Le choc des ambitions

« Soro Guillaume démissionnera en février. C’est entendu, c’est réglé ». C’est par ces mots que le président ivoirien, Alassane Dramane Ouattara (ADO), a confirmé, devant les hommes de médias réunis pour les vœux de nouvel an, ce que dame rumeur avait transporté par monts et vallées, son divorce d’avec son ex-chef de guerre.  L’annonce n’a rien de surprenant, tant les phrases sibyllines échangées entre partisans des deux camps, les valses dans la haute sphère du pouvoir ivoirien ayant touché les proches de Guillaume Soro, les actes manqués et les mouvements des deux hommes, avaient préparé les esprits. La question que l’on ne cesse cependant de se poser est la suivante : Guillaume Soro a-t-il été bouté hors du camp présidentiel ou est-il parti de sa propre initiative ?

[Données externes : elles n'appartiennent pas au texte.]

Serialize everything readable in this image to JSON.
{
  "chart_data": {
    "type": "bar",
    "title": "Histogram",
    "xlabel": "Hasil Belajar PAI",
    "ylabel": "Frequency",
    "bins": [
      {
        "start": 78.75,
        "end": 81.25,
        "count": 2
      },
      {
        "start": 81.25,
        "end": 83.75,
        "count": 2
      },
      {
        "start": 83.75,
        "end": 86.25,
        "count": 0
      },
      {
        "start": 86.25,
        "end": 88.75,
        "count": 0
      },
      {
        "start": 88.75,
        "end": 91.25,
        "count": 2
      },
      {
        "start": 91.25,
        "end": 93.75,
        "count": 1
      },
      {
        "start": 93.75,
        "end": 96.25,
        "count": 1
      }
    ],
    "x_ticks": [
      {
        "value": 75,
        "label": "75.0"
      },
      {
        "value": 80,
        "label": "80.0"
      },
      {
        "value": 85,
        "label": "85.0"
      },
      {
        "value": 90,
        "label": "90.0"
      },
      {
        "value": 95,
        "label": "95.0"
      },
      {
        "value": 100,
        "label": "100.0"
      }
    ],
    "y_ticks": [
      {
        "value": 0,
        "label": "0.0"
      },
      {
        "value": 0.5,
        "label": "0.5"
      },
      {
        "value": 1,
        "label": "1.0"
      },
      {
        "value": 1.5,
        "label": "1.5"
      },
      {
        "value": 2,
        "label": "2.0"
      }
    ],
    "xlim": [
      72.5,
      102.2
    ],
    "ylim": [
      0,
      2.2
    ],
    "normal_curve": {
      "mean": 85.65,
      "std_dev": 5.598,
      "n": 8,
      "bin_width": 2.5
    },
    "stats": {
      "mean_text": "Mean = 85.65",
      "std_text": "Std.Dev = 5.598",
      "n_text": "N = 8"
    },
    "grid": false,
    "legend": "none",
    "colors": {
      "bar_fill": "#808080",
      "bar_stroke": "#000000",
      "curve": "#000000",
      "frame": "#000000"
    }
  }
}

Le vol en tandem des deux hommes était entré dans une zone de turbulences

La question n’est pas superfétatoire quand on sait que des figures politiques du parti présidentiel et pas des moindres, avaient appelé à de nombreuses reprises, le président de l’Assemblée nationale à rendre le tablier en cas de refus d’adhésion au nouveau parti présidentiel qui a été porté sur ses fonts baptismaux  le 26 janvier dernier.

Il est difficile de trancher la question, tant elle ressemble à l’éternel débat du « verre à moitié plein ou à moitié vide ». Une chose semble certaine : le vol en tandem des deux hommes, était entré dans une zone de turbulences du fait des ambitions affichées par chacun. Soro, emporté par l’élan de son ascension qui l’a vu passer du Secrétariat général de la Fédération

scolaire et estudiantine de la Côte d’Ivoire (FESCI) à la présidence de l’Assemblée nationale en passant par les portefeuilles ministériels de l’Information et de la primature, n’a plus d’yeux que pour le fauteuil présidentiel de ADO dont les intentions et les manœuvres  laissaient difficilement croire qu’il le confirmerait dans le rôle de 1er dauphin. Faute de pouvoir concilier leurs divergences, les compagnons du maquis  d’hier, ont décidé de se séparer. Toutefois, on peut se demander  si cette séparation permettra au futur ex-président de l’Assemblée nationale, d’être maintenant plus libre de ses manœuvres.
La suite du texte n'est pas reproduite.